Go Back
Smothered Chicken and Rice
Emily

Smothered Chicken and Rice

Prep Time 10 minutes
Cook Time 25 minutes
Total Time 35 minutes
Servings: 4
Course: Main Course
Cuisine: American
Calories: 420

Ingredients
  

  • 4 boneless, skinless chicken breasts or thighs, cut into chunks
  • 2 tbsp olive oil
  • 1 medium onion, diced
  • 2 cloves garlic, minced
  • 1 cup chicken broth
  • ½ cup heavy cream
  • ½ cup diced tomatoes (optional)
  • 1 tsp paprika
  • 1 tsp dried thyme
  • ½ tsp cayenne pepper (adjust to taste)
  • Salt and pepper, to taste
  • 2 tbsp fresh parsley, chopped (for garnish)
  • 2 cups cooked white rice

Equipment

  • Large skillet with lid
  • Wooden spoon or spatula
  • Cutting board & knife

Method
 

  1. Heat olive oil in a large skillet over medium-high heat.
  2. Season chicken pieces with salt, pepper, and paprika.
  3. Cook until golden brown on all sides, about 5 minutes.
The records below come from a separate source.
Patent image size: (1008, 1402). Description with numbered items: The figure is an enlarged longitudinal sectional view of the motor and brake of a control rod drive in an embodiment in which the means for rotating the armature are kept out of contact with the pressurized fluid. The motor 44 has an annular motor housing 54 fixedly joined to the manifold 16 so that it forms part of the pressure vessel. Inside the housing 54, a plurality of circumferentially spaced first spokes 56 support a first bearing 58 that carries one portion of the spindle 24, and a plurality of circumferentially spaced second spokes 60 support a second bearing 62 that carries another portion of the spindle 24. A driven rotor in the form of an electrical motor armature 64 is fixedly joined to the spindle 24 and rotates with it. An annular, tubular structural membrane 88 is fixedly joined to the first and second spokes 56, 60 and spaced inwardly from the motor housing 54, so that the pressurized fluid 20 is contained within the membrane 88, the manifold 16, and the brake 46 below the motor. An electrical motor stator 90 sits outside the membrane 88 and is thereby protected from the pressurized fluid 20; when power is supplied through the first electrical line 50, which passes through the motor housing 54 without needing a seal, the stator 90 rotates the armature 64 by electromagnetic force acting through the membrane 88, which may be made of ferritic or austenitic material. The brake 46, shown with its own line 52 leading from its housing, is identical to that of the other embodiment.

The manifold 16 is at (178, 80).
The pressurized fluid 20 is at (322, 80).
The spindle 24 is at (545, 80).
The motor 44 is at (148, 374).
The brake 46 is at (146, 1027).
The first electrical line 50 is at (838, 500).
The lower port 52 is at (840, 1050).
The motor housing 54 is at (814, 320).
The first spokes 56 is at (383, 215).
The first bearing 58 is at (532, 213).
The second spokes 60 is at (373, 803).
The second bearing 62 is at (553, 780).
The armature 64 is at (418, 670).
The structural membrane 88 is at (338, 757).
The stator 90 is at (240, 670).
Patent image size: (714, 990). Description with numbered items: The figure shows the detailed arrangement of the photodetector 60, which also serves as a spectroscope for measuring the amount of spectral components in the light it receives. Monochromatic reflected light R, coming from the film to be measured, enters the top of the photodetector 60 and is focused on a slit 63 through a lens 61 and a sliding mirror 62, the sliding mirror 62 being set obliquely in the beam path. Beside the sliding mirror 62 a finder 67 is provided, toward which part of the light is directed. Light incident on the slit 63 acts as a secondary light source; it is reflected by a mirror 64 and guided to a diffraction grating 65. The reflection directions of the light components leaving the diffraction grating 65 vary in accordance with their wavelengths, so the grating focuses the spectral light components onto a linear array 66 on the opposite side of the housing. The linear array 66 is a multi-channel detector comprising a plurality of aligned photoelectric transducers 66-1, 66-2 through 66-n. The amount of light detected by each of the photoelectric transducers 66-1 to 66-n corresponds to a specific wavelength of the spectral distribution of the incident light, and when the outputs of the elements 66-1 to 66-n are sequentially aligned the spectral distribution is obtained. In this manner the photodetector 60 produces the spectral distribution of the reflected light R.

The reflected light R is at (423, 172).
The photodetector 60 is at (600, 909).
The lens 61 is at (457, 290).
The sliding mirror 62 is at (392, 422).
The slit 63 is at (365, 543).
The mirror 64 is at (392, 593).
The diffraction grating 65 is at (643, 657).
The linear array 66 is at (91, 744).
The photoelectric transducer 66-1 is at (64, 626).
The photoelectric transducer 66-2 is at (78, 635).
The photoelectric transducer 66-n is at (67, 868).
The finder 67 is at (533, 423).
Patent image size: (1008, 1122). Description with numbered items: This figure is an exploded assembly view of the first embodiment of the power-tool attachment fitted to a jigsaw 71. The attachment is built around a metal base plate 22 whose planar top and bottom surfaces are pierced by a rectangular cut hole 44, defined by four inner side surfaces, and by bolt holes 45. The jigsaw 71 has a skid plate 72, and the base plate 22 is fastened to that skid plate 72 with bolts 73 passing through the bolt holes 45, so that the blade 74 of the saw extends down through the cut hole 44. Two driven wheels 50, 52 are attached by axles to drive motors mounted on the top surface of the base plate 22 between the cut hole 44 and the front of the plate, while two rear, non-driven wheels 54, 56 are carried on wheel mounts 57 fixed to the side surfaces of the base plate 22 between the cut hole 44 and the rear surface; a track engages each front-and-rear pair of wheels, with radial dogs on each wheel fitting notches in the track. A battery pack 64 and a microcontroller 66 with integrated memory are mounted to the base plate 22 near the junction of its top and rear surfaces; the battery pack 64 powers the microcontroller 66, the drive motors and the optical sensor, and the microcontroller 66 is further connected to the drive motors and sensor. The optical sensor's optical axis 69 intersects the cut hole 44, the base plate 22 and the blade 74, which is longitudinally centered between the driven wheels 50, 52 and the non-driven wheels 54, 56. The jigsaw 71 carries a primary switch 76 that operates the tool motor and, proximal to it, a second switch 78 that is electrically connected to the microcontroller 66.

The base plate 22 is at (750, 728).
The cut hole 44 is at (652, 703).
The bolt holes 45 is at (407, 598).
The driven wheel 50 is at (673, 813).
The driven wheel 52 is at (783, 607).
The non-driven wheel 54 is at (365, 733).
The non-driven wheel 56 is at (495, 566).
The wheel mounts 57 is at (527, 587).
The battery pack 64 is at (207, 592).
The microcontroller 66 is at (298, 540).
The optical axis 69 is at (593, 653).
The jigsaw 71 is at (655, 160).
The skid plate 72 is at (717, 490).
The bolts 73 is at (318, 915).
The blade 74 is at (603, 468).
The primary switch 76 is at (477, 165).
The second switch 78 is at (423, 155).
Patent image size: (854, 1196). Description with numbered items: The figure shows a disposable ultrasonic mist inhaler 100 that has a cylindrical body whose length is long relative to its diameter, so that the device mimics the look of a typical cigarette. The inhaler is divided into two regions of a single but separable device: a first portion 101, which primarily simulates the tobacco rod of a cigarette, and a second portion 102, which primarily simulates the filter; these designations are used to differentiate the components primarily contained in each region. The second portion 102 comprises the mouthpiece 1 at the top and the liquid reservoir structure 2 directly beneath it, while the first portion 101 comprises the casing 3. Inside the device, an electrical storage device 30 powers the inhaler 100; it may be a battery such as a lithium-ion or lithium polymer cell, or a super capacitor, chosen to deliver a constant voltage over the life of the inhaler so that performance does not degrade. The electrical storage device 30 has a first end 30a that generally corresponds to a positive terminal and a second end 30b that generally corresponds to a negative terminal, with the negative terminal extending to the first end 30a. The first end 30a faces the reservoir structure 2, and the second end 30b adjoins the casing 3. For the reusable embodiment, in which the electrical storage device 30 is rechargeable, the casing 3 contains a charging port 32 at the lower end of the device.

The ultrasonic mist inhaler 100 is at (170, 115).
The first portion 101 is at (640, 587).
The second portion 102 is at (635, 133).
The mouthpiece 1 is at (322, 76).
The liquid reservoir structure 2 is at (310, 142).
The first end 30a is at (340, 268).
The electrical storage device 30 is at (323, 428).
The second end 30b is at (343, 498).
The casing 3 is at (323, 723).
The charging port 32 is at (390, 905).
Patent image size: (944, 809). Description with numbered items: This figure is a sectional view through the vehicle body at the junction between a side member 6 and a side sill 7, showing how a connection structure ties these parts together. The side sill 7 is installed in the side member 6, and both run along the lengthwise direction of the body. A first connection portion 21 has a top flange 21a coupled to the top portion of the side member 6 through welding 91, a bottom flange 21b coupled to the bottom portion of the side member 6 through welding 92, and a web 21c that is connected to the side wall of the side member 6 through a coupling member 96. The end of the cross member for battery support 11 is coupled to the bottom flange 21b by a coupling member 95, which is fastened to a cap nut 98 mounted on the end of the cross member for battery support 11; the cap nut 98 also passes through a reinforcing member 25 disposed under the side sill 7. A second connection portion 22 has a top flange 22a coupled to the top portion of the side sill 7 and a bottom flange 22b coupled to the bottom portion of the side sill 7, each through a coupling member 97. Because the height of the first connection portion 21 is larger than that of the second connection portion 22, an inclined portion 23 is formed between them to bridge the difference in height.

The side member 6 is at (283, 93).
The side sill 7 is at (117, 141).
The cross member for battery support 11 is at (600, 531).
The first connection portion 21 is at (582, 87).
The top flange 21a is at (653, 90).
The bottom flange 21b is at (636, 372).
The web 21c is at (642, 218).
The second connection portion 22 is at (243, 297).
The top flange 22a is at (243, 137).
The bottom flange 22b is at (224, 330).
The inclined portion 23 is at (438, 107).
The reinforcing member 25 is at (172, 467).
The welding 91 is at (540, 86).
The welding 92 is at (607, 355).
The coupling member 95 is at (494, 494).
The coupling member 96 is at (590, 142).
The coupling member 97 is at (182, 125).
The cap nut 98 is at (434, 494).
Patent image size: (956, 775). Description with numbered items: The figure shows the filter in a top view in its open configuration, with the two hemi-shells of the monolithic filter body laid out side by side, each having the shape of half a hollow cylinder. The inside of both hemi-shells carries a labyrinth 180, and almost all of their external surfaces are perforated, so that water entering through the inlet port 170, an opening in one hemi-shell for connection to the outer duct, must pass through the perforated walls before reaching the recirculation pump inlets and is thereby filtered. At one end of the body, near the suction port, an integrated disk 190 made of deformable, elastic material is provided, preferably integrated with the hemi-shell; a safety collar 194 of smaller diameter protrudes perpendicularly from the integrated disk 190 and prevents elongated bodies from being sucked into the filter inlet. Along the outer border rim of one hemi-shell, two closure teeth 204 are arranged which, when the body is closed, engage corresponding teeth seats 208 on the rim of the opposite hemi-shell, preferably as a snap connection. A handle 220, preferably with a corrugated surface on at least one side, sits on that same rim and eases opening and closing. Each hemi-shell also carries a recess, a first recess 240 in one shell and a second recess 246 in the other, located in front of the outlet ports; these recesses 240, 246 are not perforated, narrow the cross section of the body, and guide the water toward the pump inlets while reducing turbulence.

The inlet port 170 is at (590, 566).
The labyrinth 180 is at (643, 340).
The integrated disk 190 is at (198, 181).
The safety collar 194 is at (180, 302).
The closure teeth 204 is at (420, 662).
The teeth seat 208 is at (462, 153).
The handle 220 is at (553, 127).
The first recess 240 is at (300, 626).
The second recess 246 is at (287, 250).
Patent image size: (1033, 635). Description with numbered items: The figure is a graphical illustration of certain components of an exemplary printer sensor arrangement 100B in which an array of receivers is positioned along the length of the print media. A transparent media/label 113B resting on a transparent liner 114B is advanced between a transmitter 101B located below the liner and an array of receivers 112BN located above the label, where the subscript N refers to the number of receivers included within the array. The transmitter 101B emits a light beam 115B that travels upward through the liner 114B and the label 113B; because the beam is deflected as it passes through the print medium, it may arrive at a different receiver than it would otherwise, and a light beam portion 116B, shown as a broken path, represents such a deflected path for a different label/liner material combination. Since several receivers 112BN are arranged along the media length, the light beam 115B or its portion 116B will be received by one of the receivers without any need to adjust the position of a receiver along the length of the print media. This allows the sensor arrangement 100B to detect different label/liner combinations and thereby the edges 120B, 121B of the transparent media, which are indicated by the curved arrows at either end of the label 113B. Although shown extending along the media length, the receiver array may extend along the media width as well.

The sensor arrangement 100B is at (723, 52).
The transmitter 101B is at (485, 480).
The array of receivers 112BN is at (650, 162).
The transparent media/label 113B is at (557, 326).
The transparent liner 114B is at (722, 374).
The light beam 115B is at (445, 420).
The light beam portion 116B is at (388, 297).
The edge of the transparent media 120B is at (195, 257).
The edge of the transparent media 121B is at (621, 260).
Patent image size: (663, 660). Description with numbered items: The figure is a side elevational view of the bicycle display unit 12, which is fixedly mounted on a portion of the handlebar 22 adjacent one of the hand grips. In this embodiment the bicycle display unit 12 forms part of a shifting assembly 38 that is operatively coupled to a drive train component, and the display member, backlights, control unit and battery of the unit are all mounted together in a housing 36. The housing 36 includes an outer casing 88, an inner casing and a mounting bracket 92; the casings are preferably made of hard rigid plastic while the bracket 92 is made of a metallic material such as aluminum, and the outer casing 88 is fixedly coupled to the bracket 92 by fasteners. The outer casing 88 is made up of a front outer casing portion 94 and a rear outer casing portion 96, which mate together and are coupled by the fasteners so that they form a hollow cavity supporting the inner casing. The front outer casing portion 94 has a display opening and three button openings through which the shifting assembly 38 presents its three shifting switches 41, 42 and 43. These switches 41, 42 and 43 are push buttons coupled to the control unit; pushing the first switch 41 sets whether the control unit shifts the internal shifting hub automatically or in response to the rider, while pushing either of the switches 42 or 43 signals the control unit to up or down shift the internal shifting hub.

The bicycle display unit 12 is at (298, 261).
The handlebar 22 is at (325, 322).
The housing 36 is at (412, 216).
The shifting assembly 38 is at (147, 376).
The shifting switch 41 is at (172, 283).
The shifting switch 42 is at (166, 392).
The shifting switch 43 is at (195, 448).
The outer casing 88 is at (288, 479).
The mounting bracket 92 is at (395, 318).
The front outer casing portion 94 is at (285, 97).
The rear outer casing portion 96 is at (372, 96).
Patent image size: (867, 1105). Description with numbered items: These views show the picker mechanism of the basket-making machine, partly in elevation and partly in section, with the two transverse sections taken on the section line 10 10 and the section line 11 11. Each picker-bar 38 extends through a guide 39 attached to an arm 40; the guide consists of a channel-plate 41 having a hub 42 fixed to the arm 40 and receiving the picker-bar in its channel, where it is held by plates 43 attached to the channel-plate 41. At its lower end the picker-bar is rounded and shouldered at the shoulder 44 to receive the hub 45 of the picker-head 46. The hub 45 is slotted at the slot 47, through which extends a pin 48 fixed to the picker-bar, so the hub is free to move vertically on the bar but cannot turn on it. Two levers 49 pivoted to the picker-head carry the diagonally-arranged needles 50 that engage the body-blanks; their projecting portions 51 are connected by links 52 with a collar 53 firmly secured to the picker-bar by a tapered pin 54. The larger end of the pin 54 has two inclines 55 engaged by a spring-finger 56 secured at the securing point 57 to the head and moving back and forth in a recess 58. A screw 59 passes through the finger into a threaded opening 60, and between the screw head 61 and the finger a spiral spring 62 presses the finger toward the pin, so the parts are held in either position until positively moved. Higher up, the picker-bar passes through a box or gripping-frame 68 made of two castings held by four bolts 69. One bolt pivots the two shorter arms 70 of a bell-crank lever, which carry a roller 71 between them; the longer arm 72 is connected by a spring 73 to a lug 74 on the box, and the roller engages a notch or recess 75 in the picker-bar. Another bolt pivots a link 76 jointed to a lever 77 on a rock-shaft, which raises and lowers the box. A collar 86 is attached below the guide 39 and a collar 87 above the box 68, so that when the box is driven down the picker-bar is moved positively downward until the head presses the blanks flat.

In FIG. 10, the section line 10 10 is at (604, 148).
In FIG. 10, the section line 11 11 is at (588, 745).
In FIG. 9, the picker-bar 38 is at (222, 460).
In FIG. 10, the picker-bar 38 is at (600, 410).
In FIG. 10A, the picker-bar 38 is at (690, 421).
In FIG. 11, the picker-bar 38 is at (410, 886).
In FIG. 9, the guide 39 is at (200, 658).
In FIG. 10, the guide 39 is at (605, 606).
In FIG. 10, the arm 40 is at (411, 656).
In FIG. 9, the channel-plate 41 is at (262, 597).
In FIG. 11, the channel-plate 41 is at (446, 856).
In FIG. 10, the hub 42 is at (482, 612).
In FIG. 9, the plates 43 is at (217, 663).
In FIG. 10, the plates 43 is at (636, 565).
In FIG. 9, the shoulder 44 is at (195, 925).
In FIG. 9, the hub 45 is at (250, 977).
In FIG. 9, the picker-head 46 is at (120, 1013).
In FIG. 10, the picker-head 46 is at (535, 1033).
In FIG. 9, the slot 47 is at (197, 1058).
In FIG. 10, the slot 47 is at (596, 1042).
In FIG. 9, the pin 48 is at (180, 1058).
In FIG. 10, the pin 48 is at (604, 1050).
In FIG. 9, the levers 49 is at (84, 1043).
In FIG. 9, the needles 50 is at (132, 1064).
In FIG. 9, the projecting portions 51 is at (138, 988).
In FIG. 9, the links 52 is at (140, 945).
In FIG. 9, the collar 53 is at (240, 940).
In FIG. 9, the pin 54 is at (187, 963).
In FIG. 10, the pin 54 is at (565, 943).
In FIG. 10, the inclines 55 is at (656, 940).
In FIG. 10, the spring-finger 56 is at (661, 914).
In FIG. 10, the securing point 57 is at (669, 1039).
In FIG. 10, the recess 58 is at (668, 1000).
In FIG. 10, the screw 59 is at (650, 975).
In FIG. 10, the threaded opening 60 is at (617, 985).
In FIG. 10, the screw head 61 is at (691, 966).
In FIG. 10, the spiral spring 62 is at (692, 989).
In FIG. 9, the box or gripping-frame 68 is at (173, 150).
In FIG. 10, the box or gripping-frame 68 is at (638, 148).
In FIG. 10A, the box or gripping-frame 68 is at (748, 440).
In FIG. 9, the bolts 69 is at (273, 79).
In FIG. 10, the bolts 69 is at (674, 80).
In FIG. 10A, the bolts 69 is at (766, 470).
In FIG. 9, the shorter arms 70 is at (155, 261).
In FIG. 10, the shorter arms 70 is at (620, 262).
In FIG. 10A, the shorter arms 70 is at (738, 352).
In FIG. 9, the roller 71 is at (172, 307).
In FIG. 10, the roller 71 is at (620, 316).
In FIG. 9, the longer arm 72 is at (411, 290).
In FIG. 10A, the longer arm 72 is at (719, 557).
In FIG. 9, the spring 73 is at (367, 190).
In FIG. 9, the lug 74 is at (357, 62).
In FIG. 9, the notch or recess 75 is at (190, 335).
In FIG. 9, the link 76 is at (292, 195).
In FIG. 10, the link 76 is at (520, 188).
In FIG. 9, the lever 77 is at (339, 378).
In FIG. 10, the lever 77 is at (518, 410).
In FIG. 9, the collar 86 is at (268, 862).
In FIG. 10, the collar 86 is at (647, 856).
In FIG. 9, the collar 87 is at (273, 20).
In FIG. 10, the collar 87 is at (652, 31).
Remove and set aside.
  4. In the same skillet, add diced onion and cook until soft and translucent.
  5. Stir in minced garlic and cook for 1 minute until fragrant.
  6. Pour in chicken broth and heavy cream, scraping the bottom to release browned bits.
  7. Add diced tomatoes (if using), thyme, and cayenne pepper.
  8. Simmer for 3–4 minutes to thicken slightly.
  9. Return the seared chicken to the skillet.
  10. Cover and simmer for 10–15 minutes until chicken is cooked through and sauce is creamy.
  11. Spoon the smothered chicken and sauce over a bed of warm white rice.
  12. Garnish with freshly chopped parsley.

Notes

  • If sauce becomes too thick, stir in a splash of chicken broth.
  • For a richer flavor, add a pat of butter at the end before serving.